About a month ago, I wrote a post about how unit tests affect (and apparently don’t affect) codebases. That post turned out to be quite popular, which is exciting. You folks gave a lot of great feedback about where we might next take the study. I’ve incorporated some of that feedback and have a followup on the unit test effect on codebases.
Summarized briefly, here are the high points of this second installment and refinement of the study:
- Eliminating the “buckets” from the last time.
- Introducing more statistical rigor.
- Qualifying and refining conclusions from last time.
Also, for the purposes of this post, please keep in mind that non-incorporation of feedback is not a rejection of that feedback. I plan to continue refinement but also to keep posting about progress.
Addressing Some of the Easier Questions and Requests
Before getting started, I’ll answer a few of the quicker-to-answer items that arose out of the comments.
Did your analysis count unit test methods when assessing cyclomatic complexity, etc.?
Yes. It might be interesting to discount unit test methods and re-run analysis, and I may do that at some point.
Can you show the code you’re using? Which codebases did you use?

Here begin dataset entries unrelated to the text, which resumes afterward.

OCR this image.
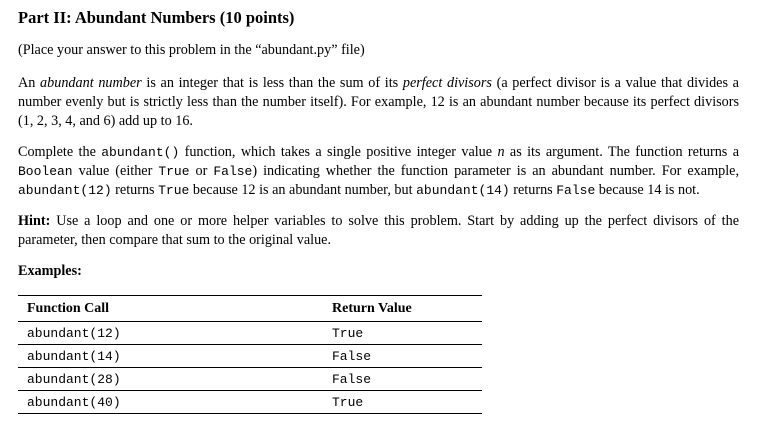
Part II: Abundant Numbers (10 points)

(Place your answer to this problem in the “abundant.py” file)

An abundant number is an integer that is less than the sum of its perfect divisors (a perfect divisor is a value that divides a number evenly but is strictly less than the number itself). For example, 12 is an abundant number because its perfect divisors (1, 2, 3, 4, and 6) add up to 16.

Complete the abundant() function, which takes a single positive integer value n as its argument. The function returns a Boolean value (either True or False) indicating whether the function parameter is an abundant number. For example, abundant(12) returns True because 12 is an abundant number, but abundant(14) returns False because 14 is not.

Hint: Use a loop and one or more helper variables to solve this problem. Start by adding up the perfect divisors of the parameter, then compare that sum to the original value.

Examples:

Function Call	Return Value
abundant(12)	True
abundant(14)	False
abundant(28)	False
abundant(40)	True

The scraping/analysis tooling I’ve built using the NDepend API is something that I use in my consulting practice and is in a private repo. As for the list of specific codebases, I’m thinking I’ll publish that following the larger sample size study. In the most general terms, I’m going through pages like this that list (mostly) C# repos and using their links.
What about different/better categorization of unit test quality (test coverage, bolted on later vs. written throughout vs. demonstrably test driven)?
This is definitely something I want to address, but the main barrier here is how non-trivial this is to assess from a data-gathering perspective. So I will do this, but it will also take time.
Think of even just the anecdotally “easy” problem of determining TDD vs. non-TDD. I approximated this by positing that test-driving will create a certain ratio of test methods to production methods since any production method will be preceded by a test method (notwithstanding future extract method refactorings). We could, perhaps, do better by auditing source control history and looking for a certain commit cadence (modification to equal numbers of test/production classes, for instance). But that’s hard, and it doesn’t account for situations with large batch commits, for instance.
The upshot is that it’s going to take some doing, but I think we collectively can figure it out.